Au milieu de cette fête de bon aloi, toute vibrante des retrouvailles familiales, d’arrivées solennelles des cousins venus de loin, seul le prêtre se comportait comme un gâte-sauce égaré sur la route des enfers : maladroit, expéditif, gaffeur, on ne reconnaissait plus le prélat dont l’assurance avait si favorablement impressionné ses paroissiens. On avait beau tourner désespérément les pages de son missel, on n’arrivait plus à le suivre. Quelques secondes avaient suffi pour le changer. Avait-il été victime d’un soudain malaise, d’un coup de fringale due au jeûne matinal ? Pourquoi sa belle assurance avait-elle si soudainement fondue ? Son visage, qu’on avait vu en chaire si reposé, si mâle, si avenant, faisait pitié à voir. Voilà qu’il ressemblait tout à coup au masque fripé et souffreteux du Christ en croix qui dominait l’autel.
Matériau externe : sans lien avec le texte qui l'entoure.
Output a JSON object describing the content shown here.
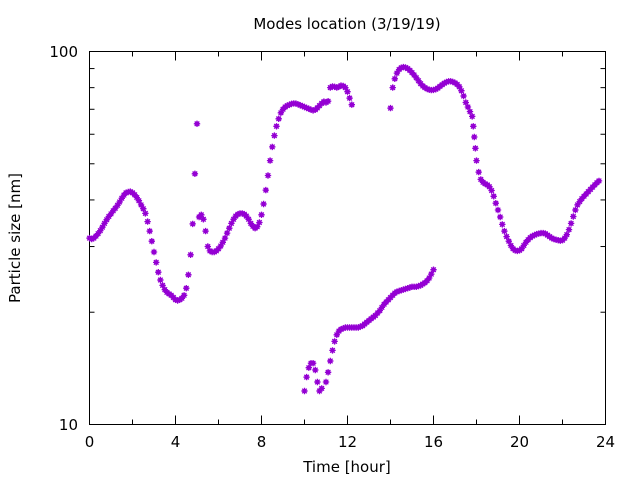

La jeune femme s’était agenouillée en hâte, bousculant sans façon ses voisines afin d’être la première à la communion. Coiffée de sa mantille noire, les yeux mi-clos, si fortement recueillie qu’on aurait pu la croire dans un état second, elle donnait l’impression d’avoir longtemps attendu ce moment, de le vivre en tout cas avec une grande intensité. N’avait-elle pas bravé les convenances, fait preuve de toutes les audaces pour être là avant les autres, sans se soucier de ce qu’on penserait d’elle ? Quand elle se releva, raide, crispée, pour recevoir la communion, il lui tendit l’hostie, la main tremblante, le regard fuyant, en faisant un effort surhumain pour ne pas défaillir.